Quanta Magazine

Artificial intelligence researchers have celebrated a string of successes with neural networks, computer programs that roughly mimic how our brains are organized. But despite rapid progress, neural networks remain relatively inflexible, with little ability to change on the fly or adjust to unfamiliar circumstances.

In 2020, two researchers at the Massachusetts Institute of Technology led a team that introduced a new kind of neural network based on real-life intelligence — but not our own. Instead, they took inspiration from the tiny roundworm, Caenorhabditis elegans, to produce what they called liquid neural networks. After a breakthrough last year, the novel networks may now be versatile enough to supplant their traditional counterparts for certain applications.

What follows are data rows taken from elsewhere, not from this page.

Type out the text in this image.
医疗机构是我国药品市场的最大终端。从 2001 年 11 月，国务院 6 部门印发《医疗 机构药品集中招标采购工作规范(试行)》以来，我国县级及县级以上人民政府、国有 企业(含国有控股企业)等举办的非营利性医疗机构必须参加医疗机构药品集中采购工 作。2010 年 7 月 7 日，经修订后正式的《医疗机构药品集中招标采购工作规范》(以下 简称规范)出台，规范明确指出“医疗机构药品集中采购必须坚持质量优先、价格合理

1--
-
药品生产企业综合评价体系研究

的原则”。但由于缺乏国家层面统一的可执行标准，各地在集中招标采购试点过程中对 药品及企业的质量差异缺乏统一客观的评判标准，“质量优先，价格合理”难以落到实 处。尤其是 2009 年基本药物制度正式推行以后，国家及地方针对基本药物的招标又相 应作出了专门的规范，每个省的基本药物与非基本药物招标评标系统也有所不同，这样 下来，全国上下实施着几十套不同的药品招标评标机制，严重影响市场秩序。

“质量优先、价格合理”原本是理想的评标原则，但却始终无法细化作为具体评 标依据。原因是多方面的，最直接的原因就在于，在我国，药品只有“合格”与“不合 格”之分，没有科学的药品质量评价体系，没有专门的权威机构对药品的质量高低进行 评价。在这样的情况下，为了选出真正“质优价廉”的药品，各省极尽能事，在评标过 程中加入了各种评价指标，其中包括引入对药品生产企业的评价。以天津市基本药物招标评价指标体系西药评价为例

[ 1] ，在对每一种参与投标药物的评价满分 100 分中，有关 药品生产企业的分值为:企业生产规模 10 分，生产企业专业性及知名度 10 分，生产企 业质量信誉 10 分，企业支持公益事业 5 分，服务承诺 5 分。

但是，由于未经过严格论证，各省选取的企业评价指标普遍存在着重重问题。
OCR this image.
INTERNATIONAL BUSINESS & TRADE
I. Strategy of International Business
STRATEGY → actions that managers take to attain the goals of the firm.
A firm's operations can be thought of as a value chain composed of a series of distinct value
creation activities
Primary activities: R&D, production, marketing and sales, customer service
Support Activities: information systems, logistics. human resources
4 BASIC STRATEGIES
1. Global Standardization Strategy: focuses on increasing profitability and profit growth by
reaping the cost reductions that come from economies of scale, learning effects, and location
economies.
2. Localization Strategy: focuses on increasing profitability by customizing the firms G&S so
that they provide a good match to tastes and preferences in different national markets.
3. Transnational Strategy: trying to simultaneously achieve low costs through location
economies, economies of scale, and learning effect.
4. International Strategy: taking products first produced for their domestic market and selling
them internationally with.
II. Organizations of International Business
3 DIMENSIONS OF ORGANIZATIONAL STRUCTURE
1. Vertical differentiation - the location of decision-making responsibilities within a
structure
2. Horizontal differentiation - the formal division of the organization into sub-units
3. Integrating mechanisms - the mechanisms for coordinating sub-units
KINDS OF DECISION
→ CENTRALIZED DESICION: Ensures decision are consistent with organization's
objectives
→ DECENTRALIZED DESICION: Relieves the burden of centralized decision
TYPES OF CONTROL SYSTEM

Liquid neural networks offer “an elegant and compact alternative,” said Ken Goldberg, a roboticist at the University of California, Berkeley. He added that experiments are already showing that these networks can run faster and more accurately than other so-called continuous-time neural networks, which model systems that vary over time.

Ramin Hasani and Mathias Lechner, the driving forces behind the new design, realized years ago that C. elegans could be an ideal organism to use for figuring out how to make resilient neural networks that can accommodate surprise. The millimeter-long bottom feeder is among the few creatures with a fully mapped-out nervous system, and it is capable of a range of advanced behaviors: moving, finding food, sleeping, mating and even learning from experience. “It lives in the real world, where change is always happening, and it can perform well under almost any conditions thrown at it,” Lechner said.

Respect for the lowly worm led him and Hasani to their new liquid networks, where each neuron is governed by an equation that predicts its behavior over time. And just as neurons are linked to each other, these equations depend on each other. The network essentially solves this entire ensemble of linked equations, allowing it to characterize the state of the system at any given moment — a departure from traditional neural networks, which only give the results at particular moments in time.

“[They] can only tell you what’s happening at one, two or three seconds,” Lechner said. “But a continuous-time model like ours can describe what’s going on at 0.53 seconds or 2.14 seconds or any other time you pick.”

Liquid networks also differ in how they treat synapses, the connections between artificial neurons. The strength of those connections in a standard neural network can be expressed by a single number, its weight. In liquid networks, the exchange of signals between neurons is a probabilistic process governed by a “nonlinear” function, meaning that responses to inputs are not always proportional. A doubling of the input, for instance, could lead to a much bigger or smaller shift in the output. This built-in variability is why the networks are called “liquid.” The way a neuron reacts can vary depending on the input it receives.